For some elements of the system, string canonical names are determined and are unique among all elements of the given type within the system. For most system elements (user-defined classes, property groups, navigator elements, windows, tables) the canonical name is equivalent to the full name of that element of the system, which looks as follows:

<namespace name>.<System element name>

Item.name
Sale.Document

Since properties and actions can have the same names within the same namespace, the full name of a property may not be unique. Therefore, the canonical name of the properties / actions also includes a signature, that is, a list of the canonical names of the classes of the property / action's parameters, separated by commas. If a parameter's class is not determined, then the question mark character '?' is used instead of the canonical class name:

<namespace name>.<Property/action name> [<class1>,..., <classN>]

Item.gender[Item.Article]
Date.between [DATE, DATE, DATE]
Document.addHeader [Document. Document, STRING]
Math.sum [?,?]

Since the signature of properties/actions do not have to contain only custom classes, canonical names are also determined for builtin classes

Class nameCanonical name
INTEGERINTEGER
LONGLONG
DOUBLEDOUBLE
NUMERIC[ , ]NUMERIC
BOOLEANBOOLEAN
DATEDATE
DATETIMEDATETIME
TIMETIME
YEARYEAR
STRING, STRING[ ]STRING
ISTRING, ISTRING[ ]STRING
BPSTRING[ ]STRING
BPISTRING[ ]STRING 
TEXTSTRING 
ITEXTSTRING 
RICHTEXTSTRING 
COLORCOLOR
FILE,RAWFILE...FILE,RAWFILE...

In some cases, an element of the property signature may be not a single class but a set of classes.
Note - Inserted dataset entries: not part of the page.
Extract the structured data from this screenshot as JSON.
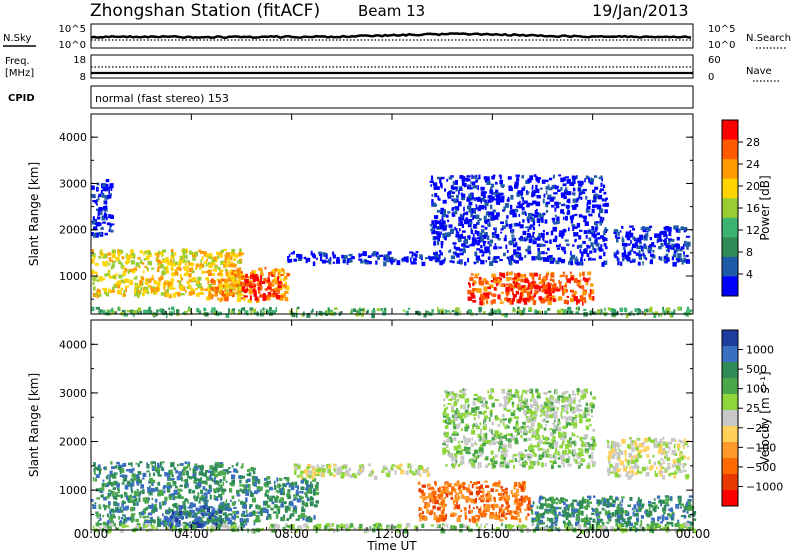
{
  "header": {
    "station": "Zhongshan Station (fitACF)",
    "beam": "Beam 13",
    "date": "19/Jan/2013"
  },
  "noise_panel": {
    "left_label": "N.Sky",
    "left_ticks": [
      "10^5",
      "10^0"
    ],
    "right_label": "N.Search",
    "right_ticks": [
      "10^5",
      "10^0"
    ]
  },
  "freq_panel": {
    "left_label_1": "Freq.",
    "left_label_2": "[MHz]",
    "left_ticks": [
      "18",
      "8"
    ],
    "right_label": "Nave",
    "right_ticks": [
      "60",
      "0"
    ]
  },
  "cpid_panel": {
    "label": "CPID",
    "text": "normal (fast stereo) 153"
  },
  "chart_data": [
    {
      "type": "heatmap",
      "quantity": "power",
      "ylabel": "Slant Range [km]",
      "ylim": [
        180,
        4500
      ],
      "yticks": [
        "4000",
        "3000",
        "2000",
        "1000"
      ],
      "xlim_hours": [
        0,
        24
      ],
      "xticks": [
        "00:00",
        "04:00",
        "08:00",
        "12:00",
        "16:00",
        "20:00",
        "00:00"
      ],
      "colorbar": {
        "label": "Power [dB]",
        "ticks": [
          "28",
          "24",
          "20",
          "16",
          "12",
          "8",
          "4"
        ],
        "colors": [
          "#ff0000",
          "#ff5a00",
          "#ff9a00",
          "#ffd400",
          "#9acd32",
          "#3cb371",
          "#2e8b57",
          "#1e5aa8",
          "#0000ff"
        ]
      },
      "regions": [
        {
          "t0": 0.0,
          "t1": 6.0,
          "r0": 600,
          "r1": 1600,
          "level": 3
        },
        {
          "t0": 0.0,
          "t1": 0.8,
          "r0": 1900,
          "r1": 3100,
          "level": 8
        },
        {
          "t0": 4.5,
          "t1": 7.8,
          "r0": 500,
          "r1": 1200,
          "level": 2
        },
        {
          "t0": 6.0,
          "t1": 7.5,
          "r0": 550,
          "r1": 1050,
          "level": 0
        },
        {
          "t0": 7.8,
          "t1": 13.5,
          "r0": 1300,
          "r1": 1550,
          "level": 8
        },
        {
          "t0": 13.5,
          "t1": 20.5,
          "r0": 1300,
          "r1": 3200,
          "level": 8
        },
        {
          "t0": 15.0,
          "t1": 20.0,
          "r0": 450,
          "r1": 1100,
          "level": 1
        },
        {
          "t0": 16.5,
          "t1": 18.5,
          "r0": 500,
          "r1": 900,
          "level": 0
        },
        {
          "t0": 20.8,
          "t1": 23.8,
          "r0": 1300,
          "r1": 2100,
          "level": 8
        },
        {
          "t0": 0.0,
          "t1": 24.0,
          "r0": 190,
          "r1": 340,
          "level": 5
        }
      ]
    },
    {
      "type": "heatmap",
      "quantity": "velocity",
      "ylabel": "Slant Range [km]",
      "ylim": [
        180,
        4500
      ],
      "yticks": [
        "4000",
        "3000",
        "2000",
        "1000"
      ],
      "xlim_hours": [
        0,
        24
      ],
      "xticks": [
        "00:00",
        "04:00",
        "08:00",
        "12:00",
        "16:00",
        "20:00",
        "00:00"
      ],
      "xlabel": "Time UT",
      "colorbar": {
        "label": "Velocity [m s⁻¹]",
        "ticks": [
          "1000",
          "500",
          "100",
          "25",
          "−25",
          "−100",
          "−500",
          "−1000"
        ],
        "colors": [
          "#1e3c9c",
          "#3a6ebf",
          "#2e8b57",
          "#4aa84a",
          "#8ed63c",
          "#c8c8c8",
          "#ffd05a",
          "#ff9a2a",
          "#ff6a00",
          "#e83a00",
          "#ff0000"
        ]
      },
      "regions": [
        {
          "t0": 0.0,
          "t1": 6.5,
          "r0": 300,
          "r1": 1600,
          "level": 2
        },
        {
          "t0": 3.0,
          "t1": 5.5,
          "r0": 250,
          "r1": 700,
          "level": 1
        },
        {
          "t0": 6.5,
          "t1": 9.0,
          "r0": 400,
          "r1": 1300,
          "level": 2
        },
        {
          "t0": 8.0,
          "t1": 13.5,
          "r0": 1300,
          "r1": 1550,
          "level": 5
        },
        {
          "t0": 13.0,
          "t1": 17.5,
          "r0": 400,
          "r1": 1200,
          "level": 8
        },
        {
          "t0": 14.0,
          "t1": 20.0,
          "r0": 1500,
          "r1": 3100,
          "level": 4
        },
        {
          "t0": 17.5,
          "t1": 24.0,
          "r0": 200,
          "r1": 900,
          "level": 2
        },
        {
          "t0": 20.5,
          "t1": 23.8,
          "r0": 1300,
          "r1": 2100,
          "level": 5
        },
        {
          "t0": 0.0,
          "t1": 24.0,
          "r0": 190,
          "r1": 330,
          "level": 4
        }
      ]
    }
  ]
}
In this case, the canonical name will be more complex.

Name policy

To avoid name collision, as well as for better readability, it is recommended that you use the following name policy:

System elements

  • The name must begin with a lowercase letter (excluding classes).

  • If the name consists of several words, then each subsequent word should begin with a capital letter. For example, myFirstNameMySuperClass.

Classes

  • The name of each class should begin with a capital letter.

Language

Elements are named using simple IDs.